YOUNG AMIS CAUGHT IN ILLEGAL ACT

An advertising campaign for Martin Amis's acclaimed autobiography 
Experience has been banned by London Underground because it features a 
photograph of the author as a young boy smoking.

The company has insisted the photo, which appears on the book's cover, be 
removed because it features the novelist doing something illegal and could 
encourage underage smoking.

Pleas from Amis's publishers to airbrush the cigarette or place a sticker 
over it were rejected. A replacement poster will sport just a black background.

The ban comes a day after it emerged that London Underground had banned an 
advert for Miss Selfridge showing five women giving the V-sign for being 
"rude, offensive and extreme", while a second poster showing scantily clad 
models was axed for fear customers would find it "difficult to avert their 
eyes".

A spokeswoman insisted there was no desire to act as the capital's moral 
arbiters.

"We rejected the poster about Martin Amis's new book because it showed a 
young boy of about seven years old smoking a cigarette. Under our 
guidelines advertising must comply with the law, and as it is illegal for 
children under the age of 16 to smoke, this advertising was rejected. We 
also feel it could be said it incited children to break the law."

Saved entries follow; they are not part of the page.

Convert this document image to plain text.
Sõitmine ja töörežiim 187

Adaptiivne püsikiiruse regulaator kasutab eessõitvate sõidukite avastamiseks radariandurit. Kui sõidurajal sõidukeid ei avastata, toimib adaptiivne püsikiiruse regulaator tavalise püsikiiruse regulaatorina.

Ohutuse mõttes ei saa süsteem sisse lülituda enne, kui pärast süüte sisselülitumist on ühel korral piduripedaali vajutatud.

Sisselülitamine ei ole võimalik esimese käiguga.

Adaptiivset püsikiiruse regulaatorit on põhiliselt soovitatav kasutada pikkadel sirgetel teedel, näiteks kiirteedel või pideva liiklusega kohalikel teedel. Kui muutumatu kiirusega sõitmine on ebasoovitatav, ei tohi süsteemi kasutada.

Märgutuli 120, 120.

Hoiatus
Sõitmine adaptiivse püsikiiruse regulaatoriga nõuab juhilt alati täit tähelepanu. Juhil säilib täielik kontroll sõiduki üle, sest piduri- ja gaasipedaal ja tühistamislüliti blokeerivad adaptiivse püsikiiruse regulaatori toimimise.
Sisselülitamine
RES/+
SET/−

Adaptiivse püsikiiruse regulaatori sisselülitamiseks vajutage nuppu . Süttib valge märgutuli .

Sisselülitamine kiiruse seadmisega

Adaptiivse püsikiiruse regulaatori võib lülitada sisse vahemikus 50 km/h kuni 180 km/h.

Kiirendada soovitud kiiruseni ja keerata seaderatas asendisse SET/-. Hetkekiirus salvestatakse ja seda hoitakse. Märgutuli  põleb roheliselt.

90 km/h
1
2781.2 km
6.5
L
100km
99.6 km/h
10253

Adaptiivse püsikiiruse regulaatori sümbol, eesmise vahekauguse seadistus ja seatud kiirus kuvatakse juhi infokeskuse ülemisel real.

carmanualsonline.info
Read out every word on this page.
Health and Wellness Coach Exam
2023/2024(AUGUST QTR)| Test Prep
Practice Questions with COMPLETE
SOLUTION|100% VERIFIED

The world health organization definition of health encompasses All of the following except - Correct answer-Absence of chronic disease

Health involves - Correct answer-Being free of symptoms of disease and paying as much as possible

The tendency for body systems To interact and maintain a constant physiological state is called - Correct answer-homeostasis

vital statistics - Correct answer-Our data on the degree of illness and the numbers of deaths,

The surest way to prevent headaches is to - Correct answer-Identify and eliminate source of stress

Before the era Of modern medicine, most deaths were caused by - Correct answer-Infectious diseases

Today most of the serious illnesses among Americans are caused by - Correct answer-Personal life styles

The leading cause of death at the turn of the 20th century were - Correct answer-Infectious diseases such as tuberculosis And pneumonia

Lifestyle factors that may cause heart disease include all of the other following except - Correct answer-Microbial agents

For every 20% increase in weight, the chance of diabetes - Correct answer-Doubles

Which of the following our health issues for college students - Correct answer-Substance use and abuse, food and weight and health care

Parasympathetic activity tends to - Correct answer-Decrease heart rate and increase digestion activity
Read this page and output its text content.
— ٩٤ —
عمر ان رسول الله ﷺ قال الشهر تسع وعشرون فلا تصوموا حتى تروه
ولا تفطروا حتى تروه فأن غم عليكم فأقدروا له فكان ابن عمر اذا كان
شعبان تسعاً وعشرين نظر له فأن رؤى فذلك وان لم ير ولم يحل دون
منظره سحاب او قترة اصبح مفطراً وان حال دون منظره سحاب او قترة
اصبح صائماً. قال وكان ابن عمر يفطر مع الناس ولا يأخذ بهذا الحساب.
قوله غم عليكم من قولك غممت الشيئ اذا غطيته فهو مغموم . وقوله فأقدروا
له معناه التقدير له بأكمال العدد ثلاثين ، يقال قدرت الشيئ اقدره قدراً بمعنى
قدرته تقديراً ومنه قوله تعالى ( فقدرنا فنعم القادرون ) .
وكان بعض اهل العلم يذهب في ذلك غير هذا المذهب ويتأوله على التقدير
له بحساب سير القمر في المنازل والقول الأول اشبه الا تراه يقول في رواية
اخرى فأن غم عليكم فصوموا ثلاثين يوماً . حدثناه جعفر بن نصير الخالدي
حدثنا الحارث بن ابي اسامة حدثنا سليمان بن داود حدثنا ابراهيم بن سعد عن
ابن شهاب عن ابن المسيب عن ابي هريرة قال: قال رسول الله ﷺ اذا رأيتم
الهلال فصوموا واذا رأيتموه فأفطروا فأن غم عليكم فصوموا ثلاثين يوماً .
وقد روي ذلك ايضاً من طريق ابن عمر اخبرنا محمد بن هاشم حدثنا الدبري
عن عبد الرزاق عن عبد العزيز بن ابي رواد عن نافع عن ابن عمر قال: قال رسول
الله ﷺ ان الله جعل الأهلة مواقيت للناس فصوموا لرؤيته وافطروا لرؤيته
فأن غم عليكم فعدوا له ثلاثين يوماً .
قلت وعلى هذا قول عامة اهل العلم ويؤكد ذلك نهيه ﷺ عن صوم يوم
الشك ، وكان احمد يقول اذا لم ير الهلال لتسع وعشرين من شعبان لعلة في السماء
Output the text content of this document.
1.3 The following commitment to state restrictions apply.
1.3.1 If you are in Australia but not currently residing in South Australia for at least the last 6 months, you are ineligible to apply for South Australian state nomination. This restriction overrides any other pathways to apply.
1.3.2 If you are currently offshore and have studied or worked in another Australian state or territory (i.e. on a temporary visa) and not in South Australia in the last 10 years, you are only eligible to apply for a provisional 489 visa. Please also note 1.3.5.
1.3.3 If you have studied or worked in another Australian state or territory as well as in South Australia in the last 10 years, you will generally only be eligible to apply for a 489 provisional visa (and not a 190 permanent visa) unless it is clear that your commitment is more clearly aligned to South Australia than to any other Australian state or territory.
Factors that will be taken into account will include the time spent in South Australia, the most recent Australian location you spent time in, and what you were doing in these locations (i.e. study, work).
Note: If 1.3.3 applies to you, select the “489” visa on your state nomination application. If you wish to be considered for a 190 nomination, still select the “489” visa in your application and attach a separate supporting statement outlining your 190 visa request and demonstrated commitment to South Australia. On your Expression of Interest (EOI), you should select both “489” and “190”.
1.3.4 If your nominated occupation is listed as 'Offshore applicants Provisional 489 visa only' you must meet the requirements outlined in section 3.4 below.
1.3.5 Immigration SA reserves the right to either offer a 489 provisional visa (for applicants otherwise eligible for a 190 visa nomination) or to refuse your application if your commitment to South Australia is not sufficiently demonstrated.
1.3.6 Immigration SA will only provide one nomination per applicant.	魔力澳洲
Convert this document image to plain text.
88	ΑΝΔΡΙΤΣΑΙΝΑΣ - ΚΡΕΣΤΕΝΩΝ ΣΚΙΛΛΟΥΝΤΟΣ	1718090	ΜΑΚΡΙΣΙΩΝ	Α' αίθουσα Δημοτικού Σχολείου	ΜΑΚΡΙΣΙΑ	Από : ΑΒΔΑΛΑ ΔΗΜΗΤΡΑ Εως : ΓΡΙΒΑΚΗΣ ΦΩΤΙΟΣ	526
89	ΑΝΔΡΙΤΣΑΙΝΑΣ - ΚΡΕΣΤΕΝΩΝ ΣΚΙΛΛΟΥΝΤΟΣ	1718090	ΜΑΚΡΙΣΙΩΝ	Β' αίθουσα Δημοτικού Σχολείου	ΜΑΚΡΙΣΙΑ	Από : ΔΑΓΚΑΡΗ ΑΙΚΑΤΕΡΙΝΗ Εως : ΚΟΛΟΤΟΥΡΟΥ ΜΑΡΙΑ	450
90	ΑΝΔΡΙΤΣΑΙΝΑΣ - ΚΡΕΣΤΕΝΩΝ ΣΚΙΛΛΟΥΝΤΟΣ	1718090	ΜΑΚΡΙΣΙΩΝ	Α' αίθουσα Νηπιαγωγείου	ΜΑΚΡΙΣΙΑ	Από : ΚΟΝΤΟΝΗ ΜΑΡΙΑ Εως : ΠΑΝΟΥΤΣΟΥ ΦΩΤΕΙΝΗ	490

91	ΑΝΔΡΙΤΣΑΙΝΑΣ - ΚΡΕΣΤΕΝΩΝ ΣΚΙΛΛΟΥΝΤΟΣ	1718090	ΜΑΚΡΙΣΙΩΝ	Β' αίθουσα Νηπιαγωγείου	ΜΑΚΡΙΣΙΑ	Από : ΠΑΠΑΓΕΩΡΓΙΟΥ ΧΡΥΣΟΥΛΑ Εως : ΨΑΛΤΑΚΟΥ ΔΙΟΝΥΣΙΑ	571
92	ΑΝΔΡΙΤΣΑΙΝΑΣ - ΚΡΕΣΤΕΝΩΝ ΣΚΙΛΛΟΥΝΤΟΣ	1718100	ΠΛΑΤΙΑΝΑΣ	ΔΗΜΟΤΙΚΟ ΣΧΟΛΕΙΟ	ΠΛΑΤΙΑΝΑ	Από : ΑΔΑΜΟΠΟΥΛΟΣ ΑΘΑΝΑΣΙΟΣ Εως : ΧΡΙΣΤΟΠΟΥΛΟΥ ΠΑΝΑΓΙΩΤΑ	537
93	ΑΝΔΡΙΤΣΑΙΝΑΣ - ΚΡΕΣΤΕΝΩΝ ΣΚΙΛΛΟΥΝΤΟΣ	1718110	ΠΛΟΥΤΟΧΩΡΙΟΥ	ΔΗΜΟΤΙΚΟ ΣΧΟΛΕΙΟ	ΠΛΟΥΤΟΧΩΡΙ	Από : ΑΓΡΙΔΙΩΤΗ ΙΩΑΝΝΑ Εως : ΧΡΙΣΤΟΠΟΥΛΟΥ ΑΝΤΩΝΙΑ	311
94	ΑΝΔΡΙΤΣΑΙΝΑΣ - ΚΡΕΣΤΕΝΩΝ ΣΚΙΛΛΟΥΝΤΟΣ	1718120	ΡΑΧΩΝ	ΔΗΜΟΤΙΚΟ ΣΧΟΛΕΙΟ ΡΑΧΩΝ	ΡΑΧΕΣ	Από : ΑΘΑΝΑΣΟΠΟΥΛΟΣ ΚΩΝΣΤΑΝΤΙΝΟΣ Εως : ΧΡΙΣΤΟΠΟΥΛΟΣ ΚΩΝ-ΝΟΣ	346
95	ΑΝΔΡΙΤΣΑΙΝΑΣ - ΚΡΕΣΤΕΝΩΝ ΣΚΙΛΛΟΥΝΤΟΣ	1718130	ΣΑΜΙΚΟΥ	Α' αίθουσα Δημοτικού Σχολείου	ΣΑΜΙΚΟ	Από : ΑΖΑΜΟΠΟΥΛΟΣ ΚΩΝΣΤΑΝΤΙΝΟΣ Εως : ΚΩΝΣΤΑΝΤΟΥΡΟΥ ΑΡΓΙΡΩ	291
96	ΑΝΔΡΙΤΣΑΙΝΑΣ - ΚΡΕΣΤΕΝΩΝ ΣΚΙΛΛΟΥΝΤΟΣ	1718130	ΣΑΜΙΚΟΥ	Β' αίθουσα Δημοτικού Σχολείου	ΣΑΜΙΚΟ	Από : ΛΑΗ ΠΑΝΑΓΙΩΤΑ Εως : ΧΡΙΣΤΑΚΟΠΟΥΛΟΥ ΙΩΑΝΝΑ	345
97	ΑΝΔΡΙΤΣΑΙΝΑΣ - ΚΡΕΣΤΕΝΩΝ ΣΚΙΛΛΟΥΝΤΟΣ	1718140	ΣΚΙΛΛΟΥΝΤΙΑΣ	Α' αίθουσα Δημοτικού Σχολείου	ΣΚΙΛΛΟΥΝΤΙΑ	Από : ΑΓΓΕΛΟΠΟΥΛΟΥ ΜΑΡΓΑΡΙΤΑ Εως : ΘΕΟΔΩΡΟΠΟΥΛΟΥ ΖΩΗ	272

Amis's publishers, Vintage, who will still use the picture in a national 
press campaign next month, said they were "bemused" by the decision. "We 
put up over a thousand posters in bookshops up and down the country when it 
was published in hardback last May, and the image was reproduced widely, 
but we had no complaints," said a spokeswoman. "It's an adorable picture 
which refers to something in the book, and it's so Martin. Anyone 
interested in buying it would know it was him."

In the past, London Underground has banned a condom advert for SafeGuard 
Forte featuring two men, naked from the waist up, embracing. Earlier this 
month it banned a poster for Spitfire Ale, featuring the line "German beer 
is pants", on the grounds it was racist.